Amid the RSN turmoil, several major league teams who have reclaimed their rights from DSG or had them returned have opted for a combination of free-to-air (FTA) broadcasts and streaming as an alternative. Local television station operator Scripps has been a partner for several teams, including the NHL’s Arizona Coyotes, as part of a wider expansion into sport and is now eyeing up even more deals.

A report in Broadcast+Cable TV suggests that Scripps even has preliminary deals in place with several franchises should their rights deal with DSG be cancelled or if the Sinclair subsidiary fails to exit bankruptcy protection.

SportsPro says…

ESPN’s challenge is replicating a hugely successful business model in a streaming environment. The network has been one of the main beneficiaries of the bundle – and is arguably the glue still holding it together – but it knows the writing is on the wall and there is a need to adapt.
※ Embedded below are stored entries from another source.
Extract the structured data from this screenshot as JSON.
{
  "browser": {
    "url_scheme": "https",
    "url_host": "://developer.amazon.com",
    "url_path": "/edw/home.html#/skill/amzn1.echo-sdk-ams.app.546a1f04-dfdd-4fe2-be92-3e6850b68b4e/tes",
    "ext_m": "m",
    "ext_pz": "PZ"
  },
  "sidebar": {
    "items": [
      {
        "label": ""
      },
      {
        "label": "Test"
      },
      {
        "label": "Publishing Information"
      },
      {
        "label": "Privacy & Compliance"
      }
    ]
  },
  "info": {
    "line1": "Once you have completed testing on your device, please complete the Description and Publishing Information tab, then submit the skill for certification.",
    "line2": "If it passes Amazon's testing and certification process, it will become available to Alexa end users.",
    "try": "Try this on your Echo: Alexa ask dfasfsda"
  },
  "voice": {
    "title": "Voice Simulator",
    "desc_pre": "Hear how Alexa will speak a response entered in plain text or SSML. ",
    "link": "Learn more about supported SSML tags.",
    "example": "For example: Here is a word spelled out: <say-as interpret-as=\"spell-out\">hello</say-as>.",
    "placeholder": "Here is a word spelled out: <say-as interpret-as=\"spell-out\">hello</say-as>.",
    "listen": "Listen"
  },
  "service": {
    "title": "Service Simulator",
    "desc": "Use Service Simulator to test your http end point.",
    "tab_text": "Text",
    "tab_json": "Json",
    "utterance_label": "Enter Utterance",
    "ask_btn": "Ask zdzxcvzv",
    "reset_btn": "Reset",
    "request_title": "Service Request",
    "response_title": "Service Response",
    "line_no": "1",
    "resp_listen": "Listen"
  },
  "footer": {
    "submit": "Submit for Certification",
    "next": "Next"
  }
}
ESPN’s flagship network is currently available in 74 million homes in the US, down from 100 million ten years ago, while ESPN+ has 24.9 million subscribers. ESPN receives around US$10 a month for every cable customer that receives its channels – even if they don’t want it – while an ESPN+ subscription costs US$9.99 a month.

While strong brand awareness and an attractive rights portfolio mean it is better equipped than most to make this transition, ESPN will now have to actively attract and retain subscribers and make additional investments in technology and marketing. Compounding the challenge of this migration is the escalating cost of sports rights, driven by intense competition among streamers to fill out their platforms.

The addition of local rights would cement ESPN’s position as a hub for sports in a post-cable world. For major league teams looking to adapt to life after the RSN gravy train, ESPN’s platform would also help fill revenue gaps and provide access to millions of potential subscribers.

The irony of all this is that Disney actually acquired what became the Bally Sports RSNs as part of its takeover of 21st Century Fox but was forced to sell up by the US Department of Justice amid concerns that the transaction would hand one company too much power in the sports broadcasting industry.